R package validation framework approch

pharmaR / regulatory-r-repo-wg

Package consensus for regulated industries

https://pharmar.github.io/regulatory-r-repo-wg

27 stars 3 forks source link

R package validation framework approch #29

Open kkmann opened 1 year ago

kkmann commented 1 year ago

I found this approach interesting as well for creating documented evidence for individual packages https://cloud.rstudio.com/resources/rstudioglobal-2021/r-package-validation-framework/.

Repo looks a bit dead though: https://github.com/phuse-org/valtools

Tagging @thebioengineer in case he is interested in sharing some experiences.
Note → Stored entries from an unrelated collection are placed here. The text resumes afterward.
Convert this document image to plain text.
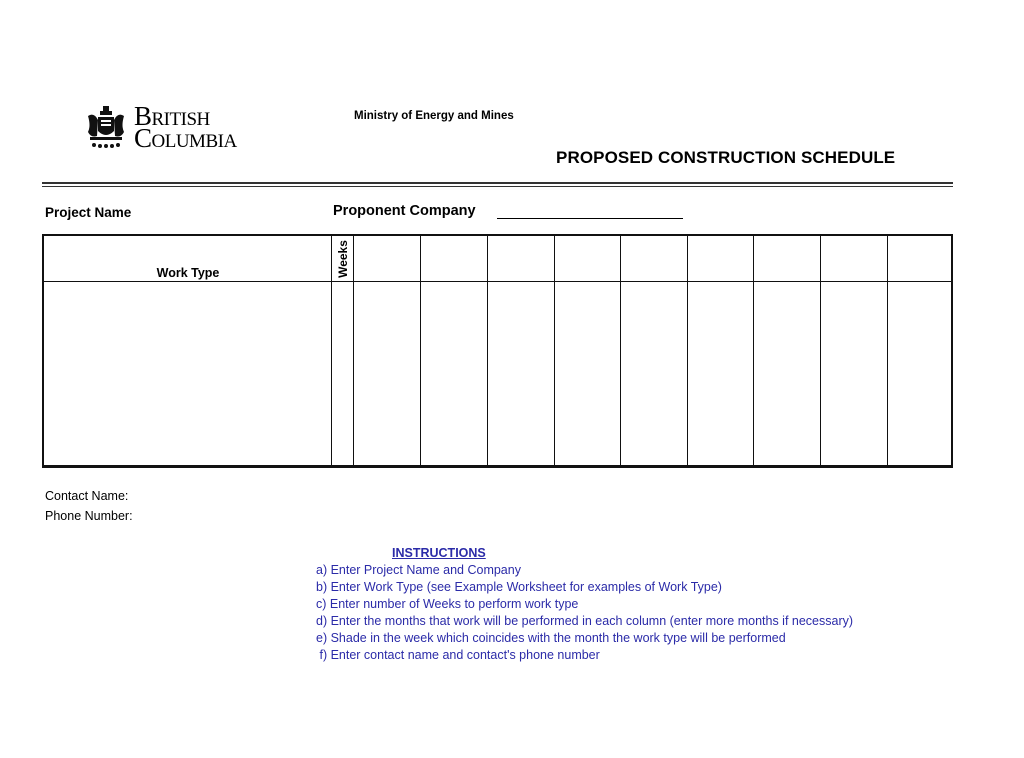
British
Columbia
Ministry of Energy and Mines
PROPOSED CONSTRUCTION SCHEDULE
Project Name	Proponent Company
Work Type	Weeks
Contact Name:
Phone Number:
INSTRUCTIONS
a) Enter Project Name and Company
b) Enter Work Type (see Example Worksheet for examples of Work Type)
c) Enter number of Weeks to perform work type
d) Enter the months that work will be performed in each column (enter more months if necessary)
e) Shade in the week which coincides with the month the work type will be performed
f) Enter contact name and contact's phone number
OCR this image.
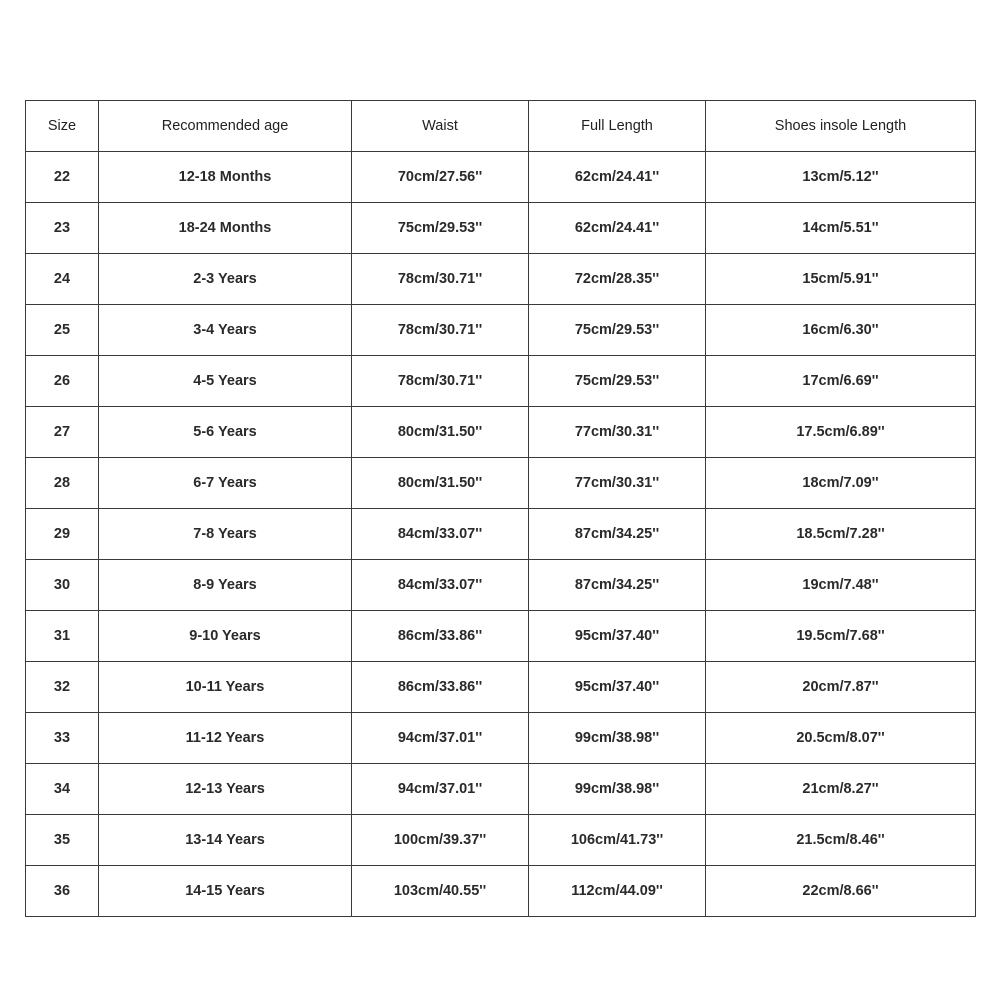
Size	Recommended age	Waist	Full Length	Shoes insole Length
22	12-18 Months	70cm/27.56''	62cm/24.41''	13cm/5.12''
23	18-24 Months	75cm/29.53''	62cm/24.41''	14cm/5.51''
24	2-3 Years	78cm/30.71''	72cm/28.35''	15cm/5.91''
25	3-4 Years	78cm/30.71''	75cm/29.53''	16cm/6.30''
26	4-5 Years	78cm/30.71''	75cm/29.53''	17cm/6.69''
27	5-6 Years	80cm/31.50''	77cm/30.31''	17.5cm/6.89''
28	6-7 Years	80cm/31.50''	77cm/30.31''	18cm/7.09''
29	7-8 Years	84cm/33.07''	87cm/34.25''	18.5cm/7.28''
30	8-9 Years	84cm/33.07''	87cm/34.25''	19cm/7.48''
31	9-10 Years	86cm/33.86''	95cm/37.40''	19.5cm/7.68''
32	10-11 Years	86cm/33.86''	95cm/37.40''	20cm/7.87''
33	11-12 Years	94cm/37.01''	99cm/38.98''	20.5cm/8.07''
34	12-13 Years	94cm/37.01''	99cm/38.98''	21cm/8.27''
35	13-14 Years	100cm/39.37''	106cm/41.73''	21.5cm/8.46''
36	14-15 Years	103cm/40.55''	112cm/44.09''	22cm/8.66''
borgmaan commented 1 year ago

I helped build an internal system quite similar to valtools that leveraged many of the key concepts from the R Package Validation Group's whitepaper. Automatically generated reports that compile dev environment details, software requirements, tests cases & scripts, and execution results were really useful for internal package validation.

I think the requirements & matched tests will be the tricky piece to scale this out to a broad set of externally developed packages.

I agree some mechanism for auto-generating evidence is ideal.

This is another approach I have seen to auto-generating reports. It looks like @dgkf is a contributor there and may have some additional insights (especially around the req/test linking and their work with covtracer).

dgkf commented 1 year ago

I'm always happy to talk about covtracer :smile: But before we get to that, I think this is one consideration where it's especially important to make sure that we're addressing a regulator-driven need.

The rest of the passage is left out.